Sammlung der Entscheidungen des Schweizerischen Bundesgerichts
Collection des arrêts du Tribunal fédéral suisse
Raccolta delle decisioni del Tribunale federale svizzero

BGE 90 I 29



90 I 29

5. Arrêt du 25 mars 1964 dans la cause X. contre Chambre d'accusation du
canton de Genève.
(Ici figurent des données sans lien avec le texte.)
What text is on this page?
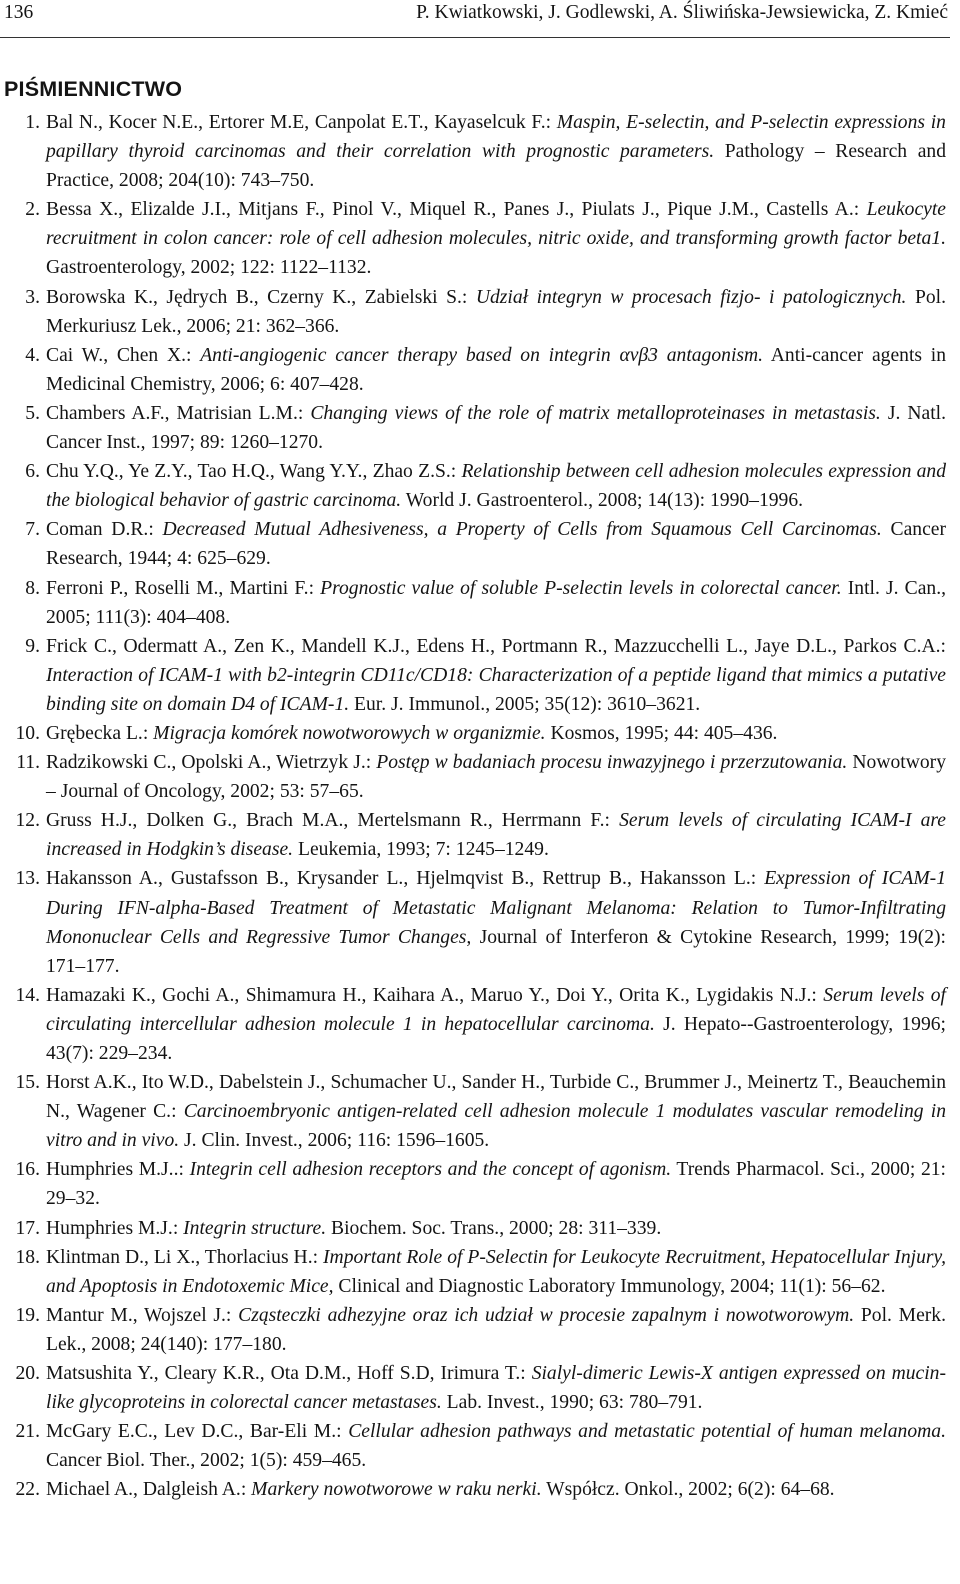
136	P. Kwiatkowski, J. Godlewski, A. Śliwińska-Jewsiewicka, Z. Kmieć
PIŚMIENNICTWO
1. Bal N., Kocer N.E., Ertorer M.E, Canpolat E.T., Kayaselcuk F.: Maspin, E-selectin, and P-selectin expressions in papillary thyroid carcinomas and their correlation with prognostic parameters. Pathology – Research and Practice, 2008; 204(10): 743–750.
2. Bessa X., Elizalde J.I., Mitjans F., Pinol V., Miquel R., Panes J., Piulats J., Pique J.M., Castells A.: Leukocyte recruitment in colon cancer: role of cell adhesion molecules, nitric oxide, and transforming growth factor beta1. Gastroenterology, 2002; 122: 1122–1132.
3. Borowska K., Jędrych B., Czerny K., Zabielski S.: Udział integryn w procesach fizjo- i patologicznych. Pol. Merkuriusz Lek., 2006; 21: 362–366.
4. Cai W., Chen X.: Anti-angiogenic cancer therapy based on integrin αvβ3 antagonism. Anti-cancer agents in Medicinal Chemistry, 2006; 6: 407–428.
5. Chambers A.F., Matrisian L.M.: Changing views of the role of matrix metalloproteinases in metastasis. J. Natl. Cancer Inst., 1997; 89: 1260–1270.
6. Chu Y.Q., Ye Z.Y., Tao H.Q., Wang Y.Y., Zhao Z.S.: Relationship between cell adhesion molecules expression and the biological behavior of gastric carcinoma. World J. Gastroenterol., 2008; 14(13): 1990–1996.
7. Coman D.R.: Decreased Mutual Adhesiveness, a Property of Cells from Squamous Cell Carcinomas. Cancer Research, 1944; 4: 625–629.
8. Ferroni P., Roselli M., Martini F.: Prognostic value of soluble P-selectin levels in colorectal cancer. Intl. J. Can., 2005; 111(3): 404–408.
9. Frick C., Odermatt A., Zen K., Mandell K.J., Edens H., Portmann R., Mazzucchelli L., Jaye D.L., Parkos C.A.: Interaction of ICAM-1 with b2-integrin CD11c/CD18: Characterization of a peptide ligand that mimics a putative binding site on domain D4 of ICAM-1. Eur. J. Immunol., 2005; 35(12): 3610–3621.
10. Grębecka L.: Migracja komórek nowotworowych w organizmie. Kosmos, 1995; 44: 405–436.
11. Radzikowski C., Opolski A., Wietrzyk J.: Postęp w badaniach procesu inwazyjnego i przerzutowania. Nowotwory – Journal of Oncology, 2002; 53: 57–65.
12. Gruss H.J., Dolken G., Brach M.A., Mertelsmann R., Herrmann F.: Serum levels of circulating ICAM-I are increased in Hodgkin’s disease. Leukemia, 1993; 7: 1245–1249.
13. Hakansson A., Gustafsson B., Krysander L., Hjelmqvist B., Rettrup B., Hakansson L.: Expression of ICAM-1 During IFN-alpha-Based Treatment of Metastatic Malignant Melanoma: Relation to Tumor-Infiltrating Mononuclear Cells and Regressive Tumor Changes, Journal of Interferon & Cytokine Research, 1999; 19(2): 171–177.
14. Hamazaki K., Gochi A., Shimamura H., Kaihara A., Maruo Y., Doi Y., Orita K., Lygidakis N.J.: Serum levels of circulating intercellular adhesion molecule 1 in hepatocellular carcinoma. J. Hepato--Gastroenterology, 1996; 43(7): 229–234.
15. Horst A.K., Ito W.D., Dabelstein J., Schumacher U., Sander H., Turbide C., Brummer J., Meinertz T., Beauchemin N., Wagener C.: Carcinoembryonic antigen-related cell adhesion molecule 1 modulates vascular remodeling in vitro and in vivo. J. Clin. Invest., 2006; 116: 1596–1605.
16. Humphries M.J..: Integrin cell adhesion receptors and the concept of agonism. Trends Pharmacol. Sci., 2000; 21: 29–32.
17. Humphries M.J.: Integrin structure. Biochem. Soc. Trans., 2000; 28: 311–339.
18. Klintman D., Li X., Thorlacius H.: Important Role of P-Selectin for Leukocyte Recruitment, Hepatocellular Injury, and Apoptosis in Endotoxemic Mice, Clinical and Diagnostic Laboratory Immunology, 2004; 11(1): 56–62.
19. Mantur M., Wojszel J.: Cząsteczki adhezyjne oraz ich udział w procesie zapalnym i nowotworowym. Pol. Merk. Lek., 2008; 24(140): 177–180.
20. Matsushita Y., Cleary K.R., Ota D.M., Hoff S.D, Irimura T.: Sialyl-dimeric Lewis-X antigen expressed on mucin-like glycoproteins in colorectal cancer metastases. Lab. Invest., 1990; 63: 780–791.
21. McGary E.C., Lev D.C., Bar-Eli M.: Cellular adhesion pathways and metastatic potential of human melanoma. Cancer Biol. Ther., 2002; 1(5): 459–465.
22. Michael A., Dalgleish A.: Markery nowotworowe w raku nerki. Współcz. Onkol., 2002; 6(2): 64–68.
Regeste

    1.  Zulassung der Vernehmlassung, welche von der Gegenpartei
rechtzeitig der kantonalen Behörde eingereicht, von dieser aber erst nach
Ablauf der angesetzten Frist an das Bundesgericht weitergeleitet wurde
(Erw. 1).

    2.  Gehört der an einem Strafverfahren als Zivilpartei teilnehmende
Geschädigte zu den Beteiligten im Sinne von Art. 93 OG? (Erw. 1).

    3.  Die durch das ungeschriebene Verfassungsrecht des Bundes
gewährleistete persönliche Freiheit ist ein unverzichtbares und
unverjährbares Recht; der kantonale Gesetzgeber kann seine Ausübung im
öffentlichen Interesse beschränken, darf es jedoch nicht aufheben oder
vollständig aushöhlen; es schützt die körperliche Freiheit sowie die
Willens- und Entscheidungsfreiheit (Erw. 3).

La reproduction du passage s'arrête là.